Studies on humans consuming chickpeas or hummus twice a week showed they had better scores for a variety of nutrients compared to non-consumers, including higher levels of dietary fibre, PUFAs, vitamins A, C and E, folate, magnesium, potassium and iron. Four tablespoons of hummus provide the equivalent of two cups of legumes and vegetables per week.
Diets high in fibre, low in energy density, with a low GI and moderate protein are important in weight control. Regular consumers of chickpeas were 53 per cent less likely to be obese and 51 per cent less likely to have an elevated glucose level than the normal population. They also had a lower body mass index and lower waist circumference.
Glucose & insulin response
Chickpeas have a low glycaemic index (GI) of 15–28, depending on whether consumed as hummus or beans. The higher fat content of hummus lowers the GI. In one 20-week study, chickpeas significantly improved glycaemic control in 45 subjects with cardiovascular disease. Chickpeas improve insulin resistance and prevent postprandial hyperglycaemic and hyperinsulinemia induced by a high-fat diet, reducing the risk of type 2 diabetes.
An Australian study showed chickpea consumption was associated with a significant reduction in total serum cholesterol and low-density lipoproteins. A high chickpea diet also decreased systolic blood pressure in overweight individuals and visceral adiposity improved, indicating a reduction in risk factors for cardiovascular disease. Chickpea flour was shown to be antioxidant and reduced lipid peroxidation.

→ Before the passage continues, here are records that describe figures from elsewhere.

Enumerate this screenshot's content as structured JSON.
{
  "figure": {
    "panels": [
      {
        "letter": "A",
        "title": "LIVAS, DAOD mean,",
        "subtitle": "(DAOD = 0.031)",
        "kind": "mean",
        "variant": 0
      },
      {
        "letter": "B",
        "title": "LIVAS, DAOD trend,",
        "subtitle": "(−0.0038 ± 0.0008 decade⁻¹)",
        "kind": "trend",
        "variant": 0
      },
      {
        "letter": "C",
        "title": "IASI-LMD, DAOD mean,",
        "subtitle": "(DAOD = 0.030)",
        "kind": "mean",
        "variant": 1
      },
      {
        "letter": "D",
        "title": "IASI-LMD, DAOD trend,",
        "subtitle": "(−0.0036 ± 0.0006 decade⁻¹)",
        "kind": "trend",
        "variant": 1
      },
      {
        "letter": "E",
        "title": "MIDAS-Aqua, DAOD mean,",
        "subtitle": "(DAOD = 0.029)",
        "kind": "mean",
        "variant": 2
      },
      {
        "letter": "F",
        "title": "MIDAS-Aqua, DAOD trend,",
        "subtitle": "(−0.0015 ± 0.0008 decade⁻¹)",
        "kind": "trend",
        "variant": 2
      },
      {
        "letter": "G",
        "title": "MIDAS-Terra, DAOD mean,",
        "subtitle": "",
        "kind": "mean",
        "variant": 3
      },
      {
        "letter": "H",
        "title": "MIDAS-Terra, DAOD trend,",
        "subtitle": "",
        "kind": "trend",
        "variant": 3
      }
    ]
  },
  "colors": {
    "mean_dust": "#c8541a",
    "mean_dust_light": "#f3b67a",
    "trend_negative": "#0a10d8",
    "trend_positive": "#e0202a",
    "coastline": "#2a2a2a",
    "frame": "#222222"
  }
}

A diet with 10 per cent chickpea flour added showed a 64 per cent reduction in suppression of cell proliferation and the induction of apoptosis in cancers, possibly due to the high levels of polyphenols and increased production of the short-chain fatty acid, butyrate.
Human studies of chickpea consumption report overall improvements in bowel health and normalisation of bowel movements.
Adding 1.5 cups (or more) of chickpeas to the diet on a weekly basis has shown major nutritional improvements, with consumers of hummus showing significantly higher scores for nutrients from total vegetables (including green and orange vegetables) and whole grains. This combined with improved weight management and reduced risk for diabetes, cardiovascular disease and some cancers, makes chickpeas a tasty and easy way of improving health.